En este año, para el que estreno blog, se cumplirá el noveno decenio del estallido del conflicto. Hay que prepararse a la publicación de numerosas obras y artículos. Algunos serán buenos y romperán moldes. Ya me han llegado varios, por ejemplo el de David Alegre sobre el caso de Zaragoza. Otros serán refritos, género que sigue abundando.

Guillem y servidor hemos querido adelantarnos por otra razón. Es que también, ya en 1935, se produjo un acontecimiento en la evolución de la conspiración monárquico-militar fascista. Resaltamos dicho episodio porque no hemos visto que ningún otro autor lo haya destacado. En la literatura sobre los antecedentes de la guerra civil tampoco se menciona. Lo enfatizamos para no tener que continuar leyendo obras que repitan lo sabido una y mil veces sobre la “conspi” de los generales. O para que me pongan como chupa de dómine (“tan escorado, tan sectario siempre, tan de usar los elementos que le convienen y ocultar lo que le son contrarios”). Lo entrecomillado lo he tomado una de las valoraciones de los compradores en Amazon de EL GRAN ERROR. Como dicterio final, se añade un es “como Paul Preston” y la alabanza al viejo Burnett Bolloten, tan querido de Stanley G. Payne.

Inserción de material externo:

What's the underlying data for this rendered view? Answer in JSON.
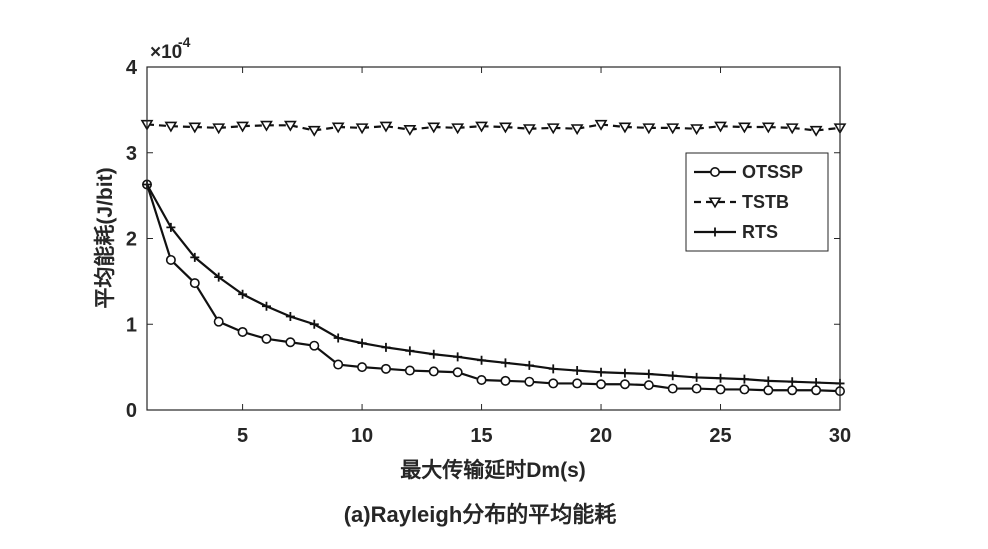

Todavía quedan aspectos por explorar. El Gobierno estaba al corriente de la “conspi”. Gil Robles se cuidó mucho de no reseñar nada de lo que ocurrió en memorias algo más que falaces. Franco pretextó ignorancia. Todos ellos, y también muchos de sus biógrafos en las derechas, tenían y tienen otros gatos a los que aporrear: ¡LOS CULPABLES FUERON LAS IZQUIERDAS! (Antes también se indicaban los COMUNISTAS, teledirigidos desde Moscú. Algunos vuelven a afirmar una idea similar hoy).

Por el momento, hemos dado respuesta al interrogante de quienes fueron los protagonistas de la historia del petróleo. Eminentes representantes del capitalismo español y norteamericano de la época. Todos con sus cargos, nombres y apellidos pero, y sobre todos, tronando, el general de División Francisco Franco haciendo SU guerra gracias a Hitler/Mussolini/Rieber. Luego pasaron 50 años dominados por las “historietografías”, en acertada caracterización del profesor Alberto Reig. En cualquier caso, ¿quién creerá el amable lector que fue, en último término, el máximo responsable de que a la República no le faltaran demasiado el petróleo y sus derivados durante la guerra civil? Pues un caballero llamado Juan March. Sin su actuación previa, ¿hubiera habido una experiencia republicana con suministros soviéticos?